The first version of Switch is out now, and priced at $9.49 per month for individual users while annual subscriptions for business begin at $34 per year.
Also up at bat today is startup SafeMashups, a firm founded by Ravi Ganesan, its CEO, with backing from the University of Texas at San Antonio's technology incubator program housed at its Institute for Cyber Security.
Ganesan, a cryptography expert academically associated with the university, explains that SafeMashups is essentially a protocol for providing a level of trust in code, such as that written in Ajax, when different code from varying sources is combined on the fly over the Web in "mashups."
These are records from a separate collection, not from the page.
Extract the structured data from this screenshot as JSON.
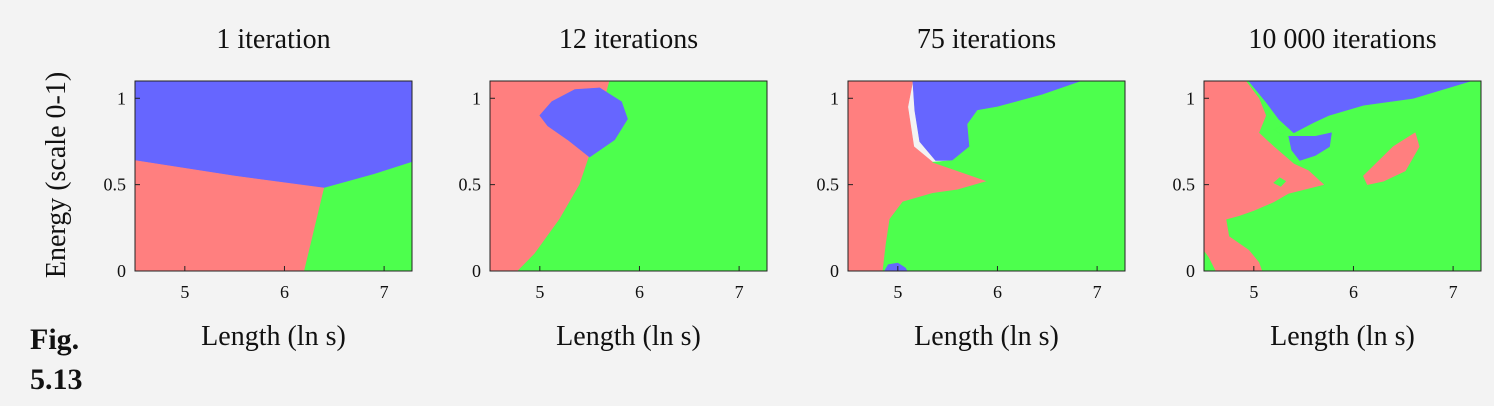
{
  "figure_label": "Fig. 5.13",
  "colors": {
    "red": "#ff7f7f",
    "blue": "#6666ff",
    "green": "#4dff4d",
    "axis": "#222222"
  },
  "chart_data": [
    {
      "type": "region-map",
      "title": "1 iteration",
      "xlabel": "Length (ln s)",
      "ylabel": "Energy (scale 0-1)",
      "xlim": [
        4.5,
        7.28
      ],
      "ylim": [
        0,
        1.1
      ],
      "xticks": [
        5,
        6,
        7
      ],
      "xtick_labels": [
        "5",
        "6",
        "7"
      ],
      "yticks": [
        0,
        0.5,
        1
      ],
      "ytick_labels": [
        "0",
        "0.5",
        "1"
      ],
      "regions": [
        {
          "class": "blue",
          "polygons": [
            [
              [
                4.5,
                1.1
              ],
              [
                7.28,
                1.1
              ],
              [
                7.28,
                0.63
              ],
              [
                6.9,
                0.56
              ],
              [
                6.4,
                0.48
              ],
              [
                5.5,
                0.55
              ],
              [
                4.5,
                0.64
              ]
            ]
          ]
        },
        {
          "class": "red",
          "polygons": [
            [
              [
                4.5,
                0.64
              ],
              [
                5.5,
                0.55
              ],
              [
                6.4,
                0.48
              ],
              [
                6.2,
                0
              ],
              [
                4.5,
                0
              ]
            ]
          ]
        },
        {
          "class": "green",
          "polygons": [
            [
              [
                6.4,
                0.48
              ],
              [
                6.9,
                0.56
              ],
              [
                7.28,
                0.63
              ],
              [
                7.28,
                0
              ],
              [
                6.2,
                0
              ]
            ]
          ]
        }
      ]
    },
    {
      "type": "region-map",
      "title": "12 iterations",
      "xlabel": "Length (ln s)",
      "ylabel": "",
      "xlim": [
        4.5,
        7.28
      ],
      "ylim": [
        0,
        1.1
      ],
      "xticks": [
        5,
        6,
        7
      ],
      "xtick_labels": [
        "5",
        "6",
        "7"
      ],
      "yticks": [
        0,
        0.5,
        1
      ],
      "ytick_labels": [
        "0",
        "0.5",
        "1"
      ],
      "regions": [
        {
          "class": "red",
          "polygons": [
            [
              [
                4.5,
                1.1
              ],
              [
                5.7,
                1.1
              ],
              [
                5.5,
                0.67
              ],
              [
                5.4,
                0.5
              ],
              [
                5.2,
                0.3
              ],
              [
                4.95,
                0.1
              ],
              [
                4.78,
                0
              ],
              [
                4.5,
                0
              ]
            ]
          ]
        },
        {
          "class": "green",
          "polygons": [
            [
              [
                5.7,
                1.1
              ],
              [
                7.28,
                1.1
              ],
              [
                7.28,
                0
              ],
              [
                4.78,
                0
              ],
              [
                4.95,
                0.1
              ],
              [
                5.2,
                0.3
              ],
              [
                5.4,
                0.5
              ],
              [
                5.5,
                0.67
              ]
            ]
          ]
        },
        {
          "class": "blue",
          "polygons": [
            [
              [
                5.5,
                0.66
              ],
              [
                5.28,
                0.76
              ],
              [
                5.08,
                0.84
              ],
              [
                5.0,
                0.9
              ],
              [
                5.12,
                0.98
              ],
              [
                5.35,
                1.05
              ],
              [
                5.6,
                1.06
              ],
              [
                5.82,
                0.98
              ],
              [
                5.88,
                0.88
              ],
              [
                5.75,
                0.76
              ]
            ]
          ]
        }
      ]
    },
    {
      "type": "region-map",
      "title": "75 iterations",
      "xlabel": "Length (ln s)",
      "ylabel": "",
      "xlim": [
        4.5,
        7.28
      ],
      "ylim": [
        0,
        1.1
      ],
      "xticks": [
        5,
        6,
        7
      ],
      "xtick_labels": [
        "5",
        "6",
        "7"
      ],
      "yticks": [
        0,
        0.5,
        1
      ],
      "ytick_labels": [
        "0",
        "0.5",
        "1"
      ],
      "regions": [
        {
          "class": "red",
          "polygons": [
            [
              [
                4.5,
                1.1
              ],
              [
                5.15,
                1.1
              ],
              [
                5.1,
                0.95
              ],
              [
                5.16,
                0.72
              ],
              [
                5.35,
                0.63
              ],
              [
                5.6,
                0.58
              ],
              [
                5.9,
                0.52
              ],
              [
                5.6,
                0.47
              ],
              [
                5.35,
                0.45
              ],
              [
                5.05,
                0.4
              ],
              [
                4.92,
                0.3
              ],
              [
                4.88,
                0.15
              ],
              [
                4.85,
                0
              ],
              [
                4.5,
                0
              ]
            ]
          ]
        },
        {
          "class": "blue",
          "polygons": [
            [
              [
                5.15,
                1.1
              ],
              [
                6.85,
                1.1
              ],
              [
                6.45,
                1.02
              ],
              [
                6.0,
                0.95
              ],
              [
                5.8,
                0.93
              ],
              [
                5.7,
                0.85
              ],
              [
                5.72,
                0.72
              ],
              [
                5.55,
                0.64
              ],
              [
                5.38,
                0.64
              ],
              [
                5.22,
                0.75
              ],
              [
                5.17,
                0.93
              ]
            ]
          ]
        },
        {
          "class": "blue",
          "polygons": [
            [
              [
                4.86,
                0
              ],
              [
                4.9,
                0.04
              ],
              [
                5.0,
                0.05
              ],
              [
                5.08,
                0.02
              ],
              [
                5.1,
                0
              ]
            ]
          ]
        },
        {
          "class": "green",
          "polygons": [
            [
              [
                6.85,
                1.1
              ],
              [
                7.28,
                1.1
              ],
              [
                7.28,
                0
              ],
              [
                5.1,
                0
              ],
              [
                5.08,
                0.02
              ],
              [
                5.0,
                0.05
              ],
              [
                4.9,
                0.04
              ],
              [
                4.86,
                0
              ],
              [
                4.85,
                0
              ],
              [
                4.88,
                0.15
              ],
              [
                4.92,
                0.3
              ],
              [
                5.05,
                0.4
              ],
              [
                5.35,
                0.45
              ],
              [
                5.6,
                0.47
              ],
              [
                5.9,
                0.52
              ],
              [
                5.6,
                0.58
              ],
              [
                5.35,
                0.63
              ],
              [
                5.55,
                0.64
              ],
              [
                5.72,
                0.72
              ],
              [
                5.7,
                0.85
              ],
              [
                5.8,
                0.93
              ],
              [
                6.0,
                0.95
              ],
              [
                6.45,
                1.02
              ]
            ]
          ]
        }
      ]
    },
    {
      "type": "region-map",
      "title": "10 000 iterations",
      "xlabel": "Length (ln s)",
      "ylabel": "",
      "xlim": [
        4.5,
        7.28
      ],
      "ylim": [
        0,
        1.1
      ],
      "xticks": [
        5,
        6,
        7
      ],
      "xtick_labels": [
        "5",
        "6",
        "7"
      ],
      "yticks": [
        0,
        0.5,
        1
      ],
      "ytick_labels": [
        "0",
        "0.5",
        "1"
      ],
      "regions": [
        {
          "class": "green",
          "polygons": [
            [
              [
                4.5,
                0
              ],
              [
                7.28,
                0
              ],
              [
                7.28,
                1.1
              ],
              [
                4.5,
                1.1
              ]
            ]
          ]
        },
        {
          "class": "red",
          "polygons": [
            [
              [
                4.5,
                1.1
              ],
              [
                4.92,
                1.1
              ],
              [
                5.05,
                1.0
              ],
              [
                5.12,
                0.9
              ],
              [
                5.05,
                0.8
              ],
              [
                5.2,
                0.72
              ],
              [
                5.4,
                0.62
              ],
              [
                5.55,
                0.58
              ],
              [
                5.7,
                0.5
              ],
              [
                5.35,
                0.45
              ],
              [
                5.2,
                0.4
              ],
              [
                5.0,
                0.35
              ],
              [
                4.85,
                0.32
              ],
              [
                4.72,
                0.3
              ],
              [
                4.75,
                0.2
              ],
              [
                4.95,
                0.12
              ],
              [
                5.05,
                0.05
              ],
              [
                5.08,
                0
              ],
              [
                4.62,
                0
              ],
              [
                4.55,
                0.08
              ],
              [
                4.5,
                0.12
              ]
            ]
          ]
        },
        {
          "class": "blue",
          "polygons": [
            [
              [
                4.95,
                1.1
              ],
              [
                7.18,
                1.1
              ],
              [
                6.6,
                1.0
              ],
              [
                6.1,
                0.96
              ],
              [
                5.75,
                0.9
              ],
              [
                5.6,
                0.86
              ],
              [
                5.4,
                0.8
              ],
              [
                5.25,
                0.88
              ],
              [
                5.12,
                0.98
              ]
            ]
          ]
        },
        {
          "class": "blue",
          "polygons": [
            [
              [
                5.35,
                0.78
              ],
              [
                5.62,
                0.78
              ],
              [
                5.78,
                0.8
              ],
              [
                5.76,
                0.72
              ],
              [
                5.62,
                0.67
              ],
              [
                5.46,
                0.64
              ],
              [
                5.38,
                0.7
              ]
            ]
          ]
        },
        {
          "class": "red",
          "polygons": [
            [
              [
                6.1,
                0.55
              ],
              [
                6.4,
                0.72
              ],
              [
                6.62,
                0.8
              ],
              [
                6.66,
                0.72
              ],
              [
                6.52,
                0.58
              ],
              [
                6.3,
                0.52
              ],
              [
                6.14,
                0.5
              ]
            ]
          ]
        },
        {
          "class": "green",
          "polygons": [
            [
              [
                5.2,
                0.82
              ],
              [
                5.28,
                0.84
              ],
              [
                5.34,
                0.82
              ],
              [
                5.28,
                0.79
              ]
            ]
          ]
        },
        {
          "class": "green",
          "polygons": [
            [
              [
                5.2,
                0.51
              ],
              [
                5.26,
                0.54
              ],
              [
                5.32,
                0.52
              ],
              [
                5.27,
                0.49
              ]
            ]
          ]
        }
      ]
    }
  ]
}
"The MashSSL is a protocol for a Web application to talk to another Web application through a browser," says Ganesan.
Using MashSSL in application code -- SafeMashups is making a free Web toolkit available online today with demos showing how it would work -- a far higher level of trust in combining code from various sources in Web mashups could be achieved, he says.
The parallel, Ganesan says, is how SSL years ago made transmission of credit-cards across the Internet more secure. "There's a pent-up demand for this in mashups," says Ganesan.
But he also acknowledges that the MashSSL trust-assurance process won't work until it's supported by digital-certificate providers.
While wide support from certificate providers is not yet publicly announced, VeriSign is one certificate vendor with certificates that will support MashSSL, Ganesan says. And at this point, Safemashups envisions a business model based on application developers licensing its technology for commercial use.